Vario-Up aims to develop advanced models and digital tools for assessing and forecasting the health and Remaining Useful Life (RUL) of key transmission components in agricultural tractors. By leveraging state-of-the-art sensors, machine learning, and digital twin technologies, the project aims to predict the RUL of:
– the transmission oil filter
– the transmission oil itself
– the overall transmission unit
The project is funded by the “Bayerische Transformations- und Forschungsstiftung” and supported by AGCO Fendt.

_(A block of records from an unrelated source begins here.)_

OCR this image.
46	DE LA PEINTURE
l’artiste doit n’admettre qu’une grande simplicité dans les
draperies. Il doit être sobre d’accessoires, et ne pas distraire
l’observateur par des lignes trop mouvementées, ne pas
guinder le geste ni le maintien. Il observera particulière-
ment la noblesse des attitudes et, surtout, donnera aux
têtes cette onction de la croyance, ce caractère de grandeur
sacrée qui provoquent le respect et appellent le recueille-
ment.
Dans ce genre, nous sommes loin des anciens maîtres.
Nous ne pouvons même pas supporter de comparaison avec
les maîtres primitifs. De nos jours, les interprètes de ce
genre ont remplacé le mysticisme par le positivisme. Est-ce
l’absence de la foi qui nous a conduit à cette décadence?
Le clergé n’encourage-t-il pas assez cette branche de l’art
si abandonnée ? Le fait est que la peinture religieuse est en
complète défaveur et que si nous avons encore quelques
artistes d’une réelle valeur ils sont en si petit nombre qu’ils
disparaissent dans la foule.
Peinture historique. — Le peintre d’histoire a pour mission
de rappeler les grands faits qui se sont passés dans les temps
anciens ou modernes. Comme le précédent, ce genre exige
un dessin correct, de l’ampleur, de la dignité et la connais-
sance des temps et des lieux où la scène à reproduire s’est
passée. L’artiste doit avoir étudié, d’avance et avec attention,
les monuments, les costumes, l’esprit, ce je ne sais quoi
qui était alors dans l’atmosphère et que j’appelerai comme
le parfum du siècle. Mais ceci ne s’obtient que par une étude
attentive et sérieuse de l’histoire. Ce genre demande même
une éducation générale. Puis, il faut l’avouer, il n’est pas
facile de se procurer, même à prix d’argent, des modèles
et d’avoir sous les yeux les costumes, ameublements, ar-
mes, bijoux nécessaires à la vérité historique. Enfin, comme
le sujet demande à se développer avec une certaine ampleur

This predictive insight will form the foundation for predictive maintenance strategies that help reduce downtime, improve operational reliability, and support more sustainable and resource-efficient use of agricultural machinery, bringing tangible value to both farmers and industry. To create the prediction models, advanced sensors are used, which are installed both in real tractors and on the transmission test bench. These sensors provide valuable data that is processed using innovative modeling approaches such as machine learning and digital twins to enable accurate predictions about the condition of the transmissions and their components.
The result will be a sound basis for predictive maintenance that optimizes operations, reduces downtime, and at the same time contributes to more sustainable use of resources in agriculture.
The project officially kicked off with a handover event attended by State Secretary Tobias Gotthardt, together with representatives from the Bayerische Transformations- und Forschungsstiftung, Lukas P. and Prof. Timo Oksanen (TUM), and AGCO Fendt.